「いつの間に平塚先生から色々聞かれてたんだ?」
「あっお兄ちゃん聞いたんだね自然教室の事。連絡が来たのは最近だよ?」
「今日いきなり言われてな。それよりお兄ちゃん的には色々手を回しててびびってるんだけど。」
「まぁまぁ。小町も行くし、いいじゃん!」
「まさか前言ってたやりたい事ってこれか?」
「いやそれはまた別なんだけど・・・。」
えぇ・・・。まだなんかやるの?この夏やる事多すぎない?休みじゃないの?早くも社畜なの俺?
「まぁそれはおいおい話すとして・・・。とりあえず泊まりとかの準備しといてよ?直前になって慌てるんだから。」
「あいよ・・・。」
まぁ小町の言ってることも一理ある。なんでか知らんけど旅の準備とか出かける準備って全然やらねぇんだよな。もはや準備してないから出かけないまである。
小町に生返事を返しながらルーズリーフに向かう。
「ん〜?お兄ちゃん何やってんの?」
「ああいわゆる作詞だ。」
「あれ?結衣さんのやつ出来たんでしょ?もう新しいの作ってるの?」
「まだその1曲しか出来てないからな。とりあえず数作らなきゃいけないわけよ・・・。つかそれも知ってんのかよ。」
「まぁ色々ね〜。でも全然進んでない感じ?」
「いざ考えてみると全く浮かばん。1つだけでもまともなの持ってきた由比ヶ浜って結構頑張ったんだな。」
「それは本人に言ってあげるとポイント高いんじゃないかな?」
「いや付け上がって変な歌詞書いてきそうだからダメだ。」
「お兄ちゃん・・・。」
*
その後歌詞は浮かばず、補習も終わり夏休みが始まった。再テストでは期末の平均を大きく上回ってしまい先生が小声でわざとか?わざとなのか?と呟いていた時は本当に申し訳ないと思った。

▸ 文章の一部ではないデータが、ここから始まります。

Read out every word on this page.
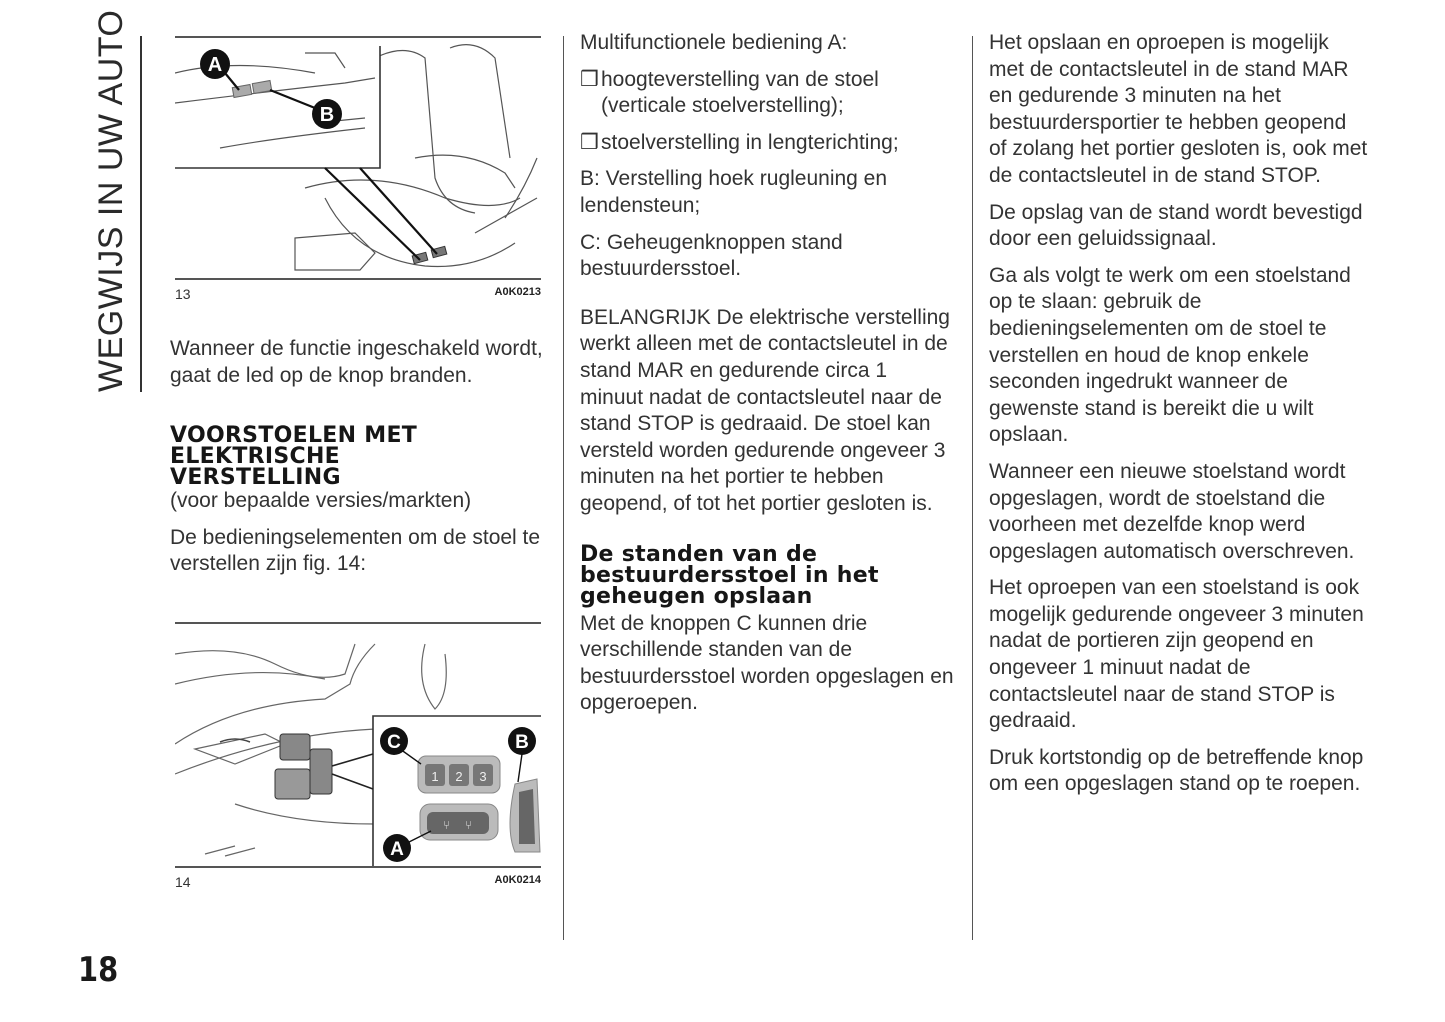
WEGWIJS IN UW AUTO	A
B
13	A0K0213

Wanneer de functie ingeschakeld wordt, gaat de led op de knop branden.

VOORSTOELEN MET
ELEKTRISCHE
VERSTELLING

(voor bepaalde versies/markten)

De bedieningselementen om de stoel te verstellen zijn fig. 14:

1 2 3
⑂ ⑂
C	B
A
14	A0K0214

Multifunctionele bediening A:

❒ hoogteverstelling van de stoel (verticale stoelverstelling);
❒ stoelverstelling in lengterichting;

B: Verstelling hoek rugleuning en lendensteun;

C: Geheugenknoppen stand bestuurdersstoel.

BELANGRIJK De elektrische verstelling werkt alleen met de contactsleutel in de stand MAR en gedurende circa 1 minuut nadat de contactsleutel naar de stand STOP is gedraaid. De stoel kan versteld worden gedurende ongeveer 3 minuten na het portier te hebben geopend, of tot het portier gesloten is.

De standen van de
bestuurdersstoel in het
geheugen opslaan

Met de knoppen C kunnen drie verschillende standen van de bestuurdersstoel worden opgeslagen en opgeroepen.

Het opslaan en oproepen is mogelijk met de contactsleutel in de stand MAR en gedurende 3 minuten na het bestuurdersportier te hebben geopend of zolang het portier gesloten is, ook met de contactsleutel in de stand STOP.

De opslag van de stand wordt bevestigd door een geluidssignaal.

Ga als volgt te werk om een stoelstand op te slaan: gebruik de bedieningselementen om de stoel te verstellen en houd de knop enkele seconden ingedrukt wanneer de gewenste stand is bereikt die u wilt opslaan.

Wanneer een nieuwe stoelstand wordt opgeslagen, wordt de stoelstand die voorheen met dezelfde knop werd opgeslagen automatisch overschreven.

Het oproepen van een stoelstand is ook mogelijk gedurende ongeveer 3 minuten nadat de portieren zijn geopend en ongeveer 1 minuut nadat de contactsleutel naar de stand STOP is gedraaid.

Druk kortstondig op de betreffende knop om een opgeslagen stand op te roepen.

18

まぁなんにせよ夏休み。俺たちはボランティアの為に平塚先生運転のワゴン車に乗って千葉村へ向かっている。小町と由比ヶ浜は後部座席で何かとキャッキャウフフしている訳だが。なんでこんな時女子って元気なんだろうな。大概現地についたらめちゃくちゃテンションが低い。ソースは旅行時の小町。
「そういえば他数名って誰なんですか?」
「ああ言ってなかったな、同じ学校の生徒だよ。駅に集合しないから合流は現地だが。」
「まぁぼっちなんで知らない人っすね。」
とまぁこのようにかなり憂鬱なイベントではあるが、唯一来てよかった事それは・・・。
「比企谷君もグミ食べる?」
「ふぇっ・・・。ああ貰うわ・・・。」
この天使は戸塚彩加さん。クラスは違うが同学年の生徒だ。由比ヶ浜の話を盗み聞きした所によると男子テニス部の所属だそうだ。クソっ!こんな可愛いマネージャーがいるとは・・・。許すまじ男テニ。
*
そんなこんなで千葉村についた俺たちはサポートスタッフとして小学生に紹介される。ちなみに俺たち以外の生徒はほぼ先輩であった。平塚先生曰く内申点をエサに募集したらしい。
「流石先輩といった所だな。」
今は最初の仕事として、オリエンテーリングの見回りをしている。
子供たちとの関わり方から、サポートまで上手くやっていく様に思わず感想をもらす。
「確かにあなたには1年2年はおろか一生かかっても出来る芸当ではないわね。」
「・・・・・・ほっとけ。」
その後特にトラブルもなく野外炊事へ。火起こしの見本を平塚先生が見せていく。
「なんか手慣れてますね。」
「まぁサークルでよくBBQをしたからな。私が火を起こしている時に男女でイチャイチャと・・・。クソっ気分悪くなってきた。」
その後先生は子供たちに役割を振っていき野外炊事が始まった。男女で役を分けたのは過去の恨みがこもってるとかそういうんじゃないよね?
「むっ・・・。火力が弱いな。」
そう言って先生は焚き火にサラダ油を注いで火力を強めていく。そしておもむろに焚き火の中の薪を引き抜くとその火でタバコに火をつけていた。いやいや子供が見てたら真似するでしょ?大丈夫なのかこの教師?